As always, the Kardashians’ lives don’t unfold with a great sense of urgency, devoting the first two episodes to the preparations for Kim’s “SNL” stint, while eliciting fairly obvious exchanges like her marveling, “This will be live. Live.”
There is also a subplot involving Kim’s concern about the potential release of more footage from a years-old sex tape, although that wrinkle makes this seem a bit more like a reboot than anything else. Any crisis is a source of drama, perhaps, but this feels like playing the oldies, a cut off the greatest hits collection.
Obviously, the Kardashians have built their personal lives into a lucrative cottage industry, which includes turning everyone — exes, kids, you name it — into part of the ensemble. That can create some awkward and even queasy moments, but at this point, nobody in their extended orbit can plead ignorance about the rules of the game.
What remains striking is that the Kardashians frequently talk about the demands on their time and lack of privacy as if it isn’t or wasn’t a choice, implying that they are bystanders in this three-ring circus as opposed to its ringmasters.
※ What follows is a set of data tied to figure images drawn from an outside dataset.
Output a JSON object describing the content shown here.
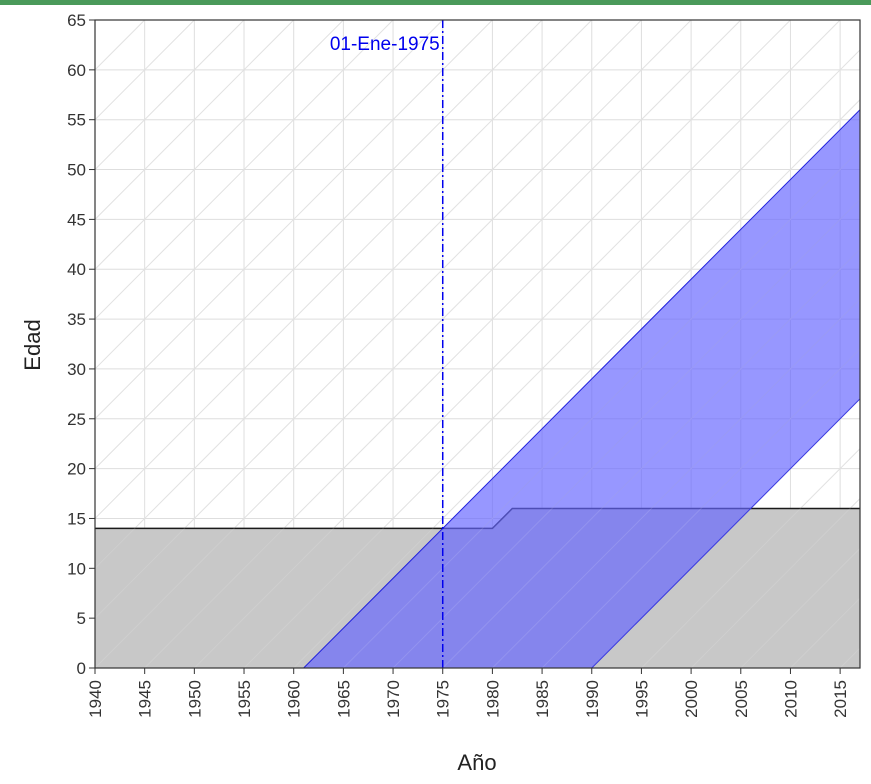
{
  "chart_data": {
    "type": "area",
    "xlabel": "Año",
    "ylabel": "Edad",
    "xlim": [
      1940,
      2017
    ],
    "ylim": [
      0,
      65
    ],
    "x_ticks": [
      1940,
      1945,
      1950,
      1955,
      1960,
      1965,
      1970,
      1975,
      1980,
      1985,
      1990,
      1995,
      2000,
      2005,
      2010,
      2015
    ],
    "y_ticks": [
      0,
      5,
      10,
      15,
      20,
      25,
      30,
      35,
      40,
      45,
      50,
      55,
      60,
      65
    ],
    "grid": true,
    "diagonal_grid": true,
    "series": [
      {
        "kind": "step-area",
        "color": "#c8c8c8",
        "line_color": "#1a1a1a",
        "points": [
          [
            1940,
            14
          ],
          [
            1980,
            14
          ],
          [
            1982,
            16
          ],
          [
            2017,
            16
          ]
        ]
      },
      {
        "kind": "band",
        "color": "#6666ff",
        "line_color": "#2020dd",
        "polygon": [
          [
            1961,
            0
          ],
          [
            1990,
            0
          ],
          [
            2017,
            27
          ],
          [
            2017,
            56
          ]
        ]
      }
    ],
    "annotations": [
      {
        "type": "vline",
        "x": 1975,
        "label": "01-Ene-1975",
        "color": "#0000ee"
      }
    ]
  },
  "colors": {
    "top_bar": "#4a9a5a",
    "grid": "#dedede",
    "axis": "#333333",
    "tick_label": "#333333"
  }
}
Indeed, one of the most honest moments comes when Kim says, “I hate talking about myself, but…,” ending the thought amid off-camera laughter.
In that sense, the Kardashians’ fundamental relationship is with fans (or simply curious gawkers) who follow their exploits — a bond that explains why Hulu would be eager to add the show to its streaming arsenal. Because the family doesn’t know how to quit us, apparently, any better than a lot of us know how to quit them.
“The Kardashians” premieres April 14 on Hulu.